A adrenalina e a noradrenalina geram uma sensação de alerta na hora do parto e, em meio a um estresse iminente, a mãe deve estar em um contexto acolhedor, com alguém em quem confie e sem pressões. É também por isso que desde 2005 uma lei federal estabelece que toda mulher tem direito a um acompanhante durante o trabalho de parto, parto e pós-parto imediato.

Parir com prazer

A doula e fonoaudióloga neonatal Aline Sudo, 46, teve o primeiro filho em hospital e foi muito prazeroso, segundo ela. "O espaço acolhedor em que estava e a relação libertária que eu sempre tive com meu corpo contribuíram para isso", diz.

Mas foi no segundo parto que veio um orgasmo propriamente dito. Ela leu muito sobre o tema e resolveu parir em casa, acompanhada por uma equipe de saúde. "Meu companheiro estava ao lado, mas sem nenhuma intervenção sexual. Quando o bebê passou pela vagina, foi uma sensação indescritível", lembra.

Hoje, atuando como doula, ela aconselha suas pacientes a se masturbarem antes e durante o trabalho de parto, desde que isso faça sentido para elas.

O prazer é muito relativo. O que pode ser bom para uma mulher pode não ser para outra. A mãe precisa ter autonomia para encontrar satisfação do seu modo. Aline Sudo

Marina Ritter Waskow, 27, também viveu um parto orgásmico. A doula e aprendiz de parteira pariu em casa e foi acompanhada pelo companheiro o tempo todo. Ela não teve estimulação genital, mas entrou em êxtase durante o círculo de fogo. "Até a luz do quarto mudou de cor", lembra.

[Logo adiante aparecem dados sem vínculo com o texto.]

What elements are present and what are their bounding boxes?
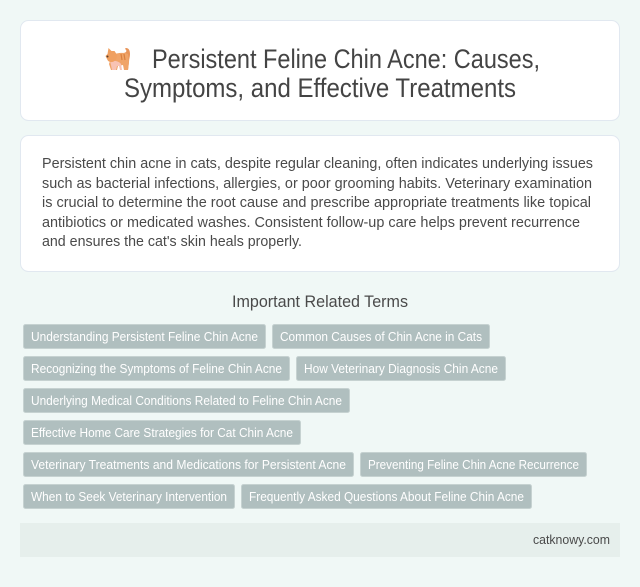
- tag: Veterinary Treatments and Medications for Persistent Acne: [31, 458, 346, 472]
- tag: [24, 420, 300, 444]
- title: Symptoms, and Effective Treatments: [124, 73, 516, 103]
- tag: [24, 356, 290, 380]
- footer: [20, 523, 620, 557]
- title: Persistent Feline Chin Acne: Causes,: [152, 44, 540, 74]
- summary text: Persistent chin acne in cats, despite regular cleaning, often indicates underlying issues: [42, 155, 593, 172]
- tag: [360, 452, 586, 476]
- summary text: [42, 155, 593, 250]
- tag: Recognizing the Symptoms of Feline Chin Acne: [31, 362, 282, 376]
- icon: cat: [106, 48, 130, 70]
- tag: [272, 324, 490, 348]
- summary text: antibiotics or medicated washes. Consistent follow-up care helps prevent recurrence: [42, 214, 580, 231]
- tag: [24, 324, 266, 348]
- tag list: [24, 324, 586, 508]
- summary text: is crucial to determine the root cause and prescribe appropriate treatments like topical: [42, 194, 591, 211]
- tag: Underlying Medical Conditions Related to Feline Chin Acne: [31, 394, 342, 408]
- title: [124, 44, 540, 103]
- tag: Effective Home Care Strategies for Cat Chin Acne: [31, 426, 293, 440]
- tag: When to Seek Veterinary Intervention: [31, 490, 227, 504]
- panel: title card: [20, 20, 620, 120]
- summary text: such as bacterial infections, allergies, or poor grooming habits. Veterinary examination: [42, 175, 592, 192]
- tag: [242, 484, 532, 508]
- tag: Common Causes of Chin Acne in Cats: [280, 330, 482, 344]
- tag: [24, 388, 350, 412]
- tag: Frequently Asked Questions About Feline Chin Acne: [249, 490, 524, 504]
- heading: related terms: Important Related Terms: [232, 293, 408, 311]
- tag: How Veterinary Diagnosis Chin Acne: [304, 362, 498, 376]
- tag: Understanding Persistent Feline Chin Acne: [31, 330, 258, 344]
- tag: [296, 356, 506, 380]
- panel: summary: [20, 136, 620, 272]
- tag: [24, 452, 354, 476]
- summary text: and ensures the cat's skin heals properly.: [42, 233, 302, 250]
- tag: Preventing Feline Chin Acne Recurrence: [368, 458, 579, 472]
- tag: [24, 484, 234, 508]
- footer: catknowy.com: [533, 532, 610, 547]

Marina entrou em êxtase durante parto Imagem: Betina Tirra

Parto e tabu

Apesar de o nascimento ser uma fonte de satisfação, o prazer no parto ainda é raro, argumenta a doula e educadora perinatal Vivian Pasini, que integra a Adouc (Associação de Doulas de Curitiba e Região Metropolitana). A primeira razão para isso é a cultura. No ocidente, a mãe é vista como pura, imaculada e não pode sentir prazer. "É necessária uma mudança de paradigma para que as mulheres possam parir com leveza", diz.

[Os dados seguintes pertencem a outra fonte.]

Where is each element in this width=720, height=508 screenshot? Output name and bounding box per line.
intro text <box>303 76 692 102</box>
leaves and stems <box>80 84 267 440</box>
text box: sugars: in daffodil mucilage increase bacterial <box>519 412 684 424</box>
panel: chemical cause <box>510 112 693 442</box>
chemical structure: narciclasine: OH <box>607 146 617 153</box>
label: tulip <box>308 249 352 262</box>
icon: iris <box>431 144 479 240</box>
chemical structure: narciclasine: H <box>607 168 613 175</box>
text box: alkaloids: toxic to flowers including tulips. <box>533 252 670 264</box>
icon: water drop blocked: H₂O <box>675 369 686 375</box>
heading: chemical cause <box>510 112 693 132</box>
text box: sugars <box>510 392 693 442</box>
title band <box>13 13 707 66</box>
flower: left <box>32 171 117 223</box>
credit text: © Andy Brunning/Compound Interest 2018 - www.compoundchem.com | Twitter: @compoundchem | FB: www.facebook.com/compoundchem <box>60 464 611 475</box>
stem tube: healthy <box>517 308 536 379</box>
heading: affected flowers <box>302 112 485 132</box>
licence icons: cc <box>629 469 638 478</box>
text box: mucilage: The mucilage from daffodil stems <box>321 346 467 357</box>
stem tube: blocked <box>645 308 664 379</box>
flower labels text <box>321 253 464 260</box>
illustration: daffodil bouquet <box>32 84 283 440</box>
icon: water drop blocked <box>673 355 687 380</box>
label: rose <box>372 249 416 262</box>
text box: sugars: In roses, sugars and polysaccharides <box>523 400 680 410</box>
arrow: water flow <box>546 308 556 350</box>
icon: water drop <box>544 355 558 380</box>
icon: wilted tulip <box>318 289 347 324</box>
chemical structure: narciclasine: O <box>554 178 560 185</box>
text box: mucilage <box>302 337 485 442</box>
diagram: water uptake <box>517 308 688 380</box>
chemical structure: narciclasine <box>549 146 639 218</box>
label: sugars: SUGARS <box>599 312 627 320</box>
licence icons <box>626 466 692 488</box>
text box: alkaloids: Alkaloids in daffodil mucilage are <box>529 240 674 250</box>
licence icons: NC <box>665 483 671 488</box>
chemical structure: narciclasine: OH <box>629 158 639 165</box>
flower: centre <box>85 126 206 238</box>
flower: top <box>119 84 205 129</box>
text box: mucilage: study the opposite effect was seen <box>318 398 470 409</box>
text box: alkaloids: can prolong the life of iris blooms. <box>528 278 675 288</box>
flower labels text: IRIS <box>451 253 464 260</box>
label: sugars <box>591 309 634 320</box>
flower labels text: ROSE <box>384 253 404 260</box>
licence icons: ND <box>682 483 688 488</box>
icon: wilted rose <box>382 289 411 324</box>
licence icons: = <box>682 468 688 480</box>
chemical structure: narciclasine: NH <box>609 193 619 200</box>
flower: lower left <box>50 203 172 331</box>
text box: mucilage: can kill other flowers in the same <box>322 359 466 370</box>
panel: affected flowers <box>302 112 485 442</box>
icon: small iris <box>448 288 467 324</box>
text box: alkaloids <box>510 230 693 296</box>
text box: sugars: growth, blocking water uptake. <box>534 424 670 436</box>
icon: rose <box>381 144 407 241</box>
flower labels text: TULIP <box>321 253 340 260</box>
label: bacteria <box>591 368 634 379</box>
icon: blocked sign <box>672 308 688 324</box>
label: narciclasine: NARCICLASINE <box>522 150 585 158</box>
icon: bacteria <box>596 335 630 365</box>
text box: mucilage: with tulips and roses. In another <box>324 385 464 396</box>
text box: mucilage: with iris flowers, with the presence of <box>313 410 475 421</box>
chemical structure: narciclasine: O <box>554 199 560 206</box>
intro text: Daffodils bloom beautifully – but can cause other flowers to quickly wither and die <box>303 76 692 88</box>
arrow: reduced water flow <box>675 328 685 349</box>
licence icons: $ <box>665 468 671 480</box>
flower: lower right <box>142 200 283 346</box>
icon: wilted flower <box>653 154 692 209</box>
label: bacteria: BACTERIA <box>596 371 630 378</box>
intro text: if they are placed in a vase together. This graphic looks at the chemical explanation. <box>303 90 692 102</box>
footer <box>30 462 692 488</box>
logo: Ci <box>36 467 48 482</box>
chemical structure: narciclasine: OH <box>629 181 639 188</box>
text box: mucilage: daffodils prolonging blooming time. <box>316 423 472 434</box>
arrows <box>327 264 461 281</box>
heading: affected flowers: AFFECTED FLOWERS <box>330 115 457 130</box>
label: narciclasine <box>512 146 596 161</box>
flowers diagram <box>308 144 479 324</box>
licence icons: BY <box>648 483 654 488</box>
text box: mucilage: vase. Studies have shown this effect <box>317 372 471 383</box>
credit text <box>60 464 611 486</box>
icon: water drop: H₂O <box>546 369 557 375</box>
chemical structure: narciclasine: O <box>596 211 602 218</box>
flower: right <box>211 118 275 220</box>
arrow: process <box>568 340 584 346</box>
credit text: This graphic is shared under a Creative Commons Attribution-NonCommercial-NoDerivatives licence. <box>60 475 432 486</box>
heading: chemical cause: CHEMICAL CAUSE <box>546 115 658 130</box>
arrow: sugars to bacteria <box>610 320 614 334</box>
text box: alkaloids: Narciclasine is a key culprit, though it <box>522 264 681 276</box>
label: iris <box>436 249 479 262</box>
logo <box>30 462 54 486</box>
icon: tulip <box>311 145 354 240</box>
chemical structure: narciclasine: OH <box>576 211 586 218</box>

Outro entrave é a associação direta entre parto e sofrimento. Um dos resultados disso é o elevado índice de cesáreas. No Brasil, elas correspondem a 88% dos nascimentos em hospitais particulares e 43% do SUS, segundo dados da Fiocruz (Fundação Oswaldo Cruz). A orientação do médico que faz o pré-natal é decisiva nessa escolha, mostra uma pesquisa da UFSC (Universidade Federal de Santa Catarina).

Mas o problema não para por aí. Mesmo quando o parto normal é a primeira opção da mulher, um nascimento prazeroso para a mãe é inacessível à maioria das gestantes, sobretudo às periféricas, lembra Aline, que é também doutoranda em bioética.

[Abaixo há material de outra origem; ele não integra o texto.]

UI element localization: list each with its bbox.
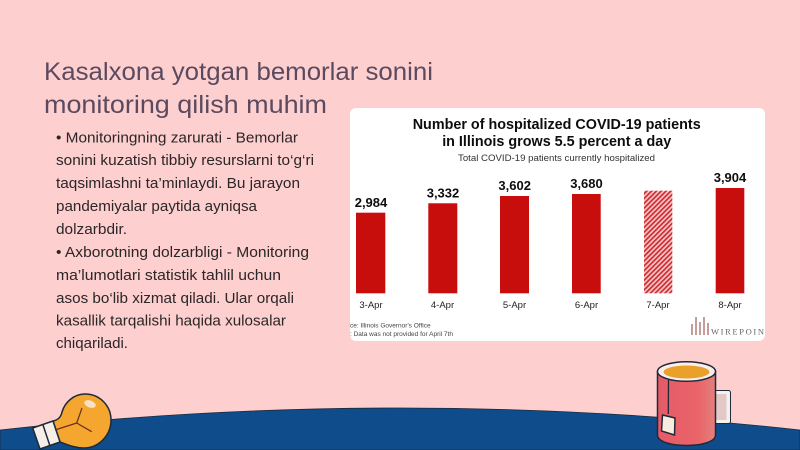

Não dá para falar em parto orgásmico sem fazer um recorte de classe e raça. A maior parte das mulheres sequer escolhe como parir e se vê sujeita a diversas formas de violência. Aline Sudo

Entre as situações, estão agressão física, verbal e a aplicação de técnicas médicas invasivas como a episiotomia, corte cirúrgico no períneo que é aplicado sem necessidade em muitos partos. A mais recente pesquisa Nascer no Brasil, da Fiocruz, estima que em torno de 53,5% das mulheres são submetidas ao método no país.

Desde a última década, pesquisadores e autoridades em saúde têm reunido parâmetros para combater ocorrências assim. Um dos marcos desse movimento é um texto da OMS (Organização Mundial de Saúde), de 2015, que reconhece a violência no parto como um problema global. É também nesse contexto que nasce a ideia de violência obstétrica, outro termo recente em debate.

A doula Kalu Gonçalves, 47, viu de perto essas discussões ganharem corpo. Nos anos 2000, trabalhava como jornalista e produzia matérias sobre o assunto para a emissora em que atuava. O nascimento do seu filho, hoje com 15 anos, foi durante um parto orgásmico e levou apenas 40 minutos.

Ao passar pela experiência, resolveu trabalhar para que mais mulheres pudessem viver esse momento de forma respeitosa. Já acompanhou mais de 1,2 mil partos humanizados, tendo presenciado três orgasmos vaginais, além do dela. "Não acho que a mulher deva desejar um orgasmo no parto. Mas parir com prazer, seja ele qual for, tem uma potência que não pode ser ignorada", diz.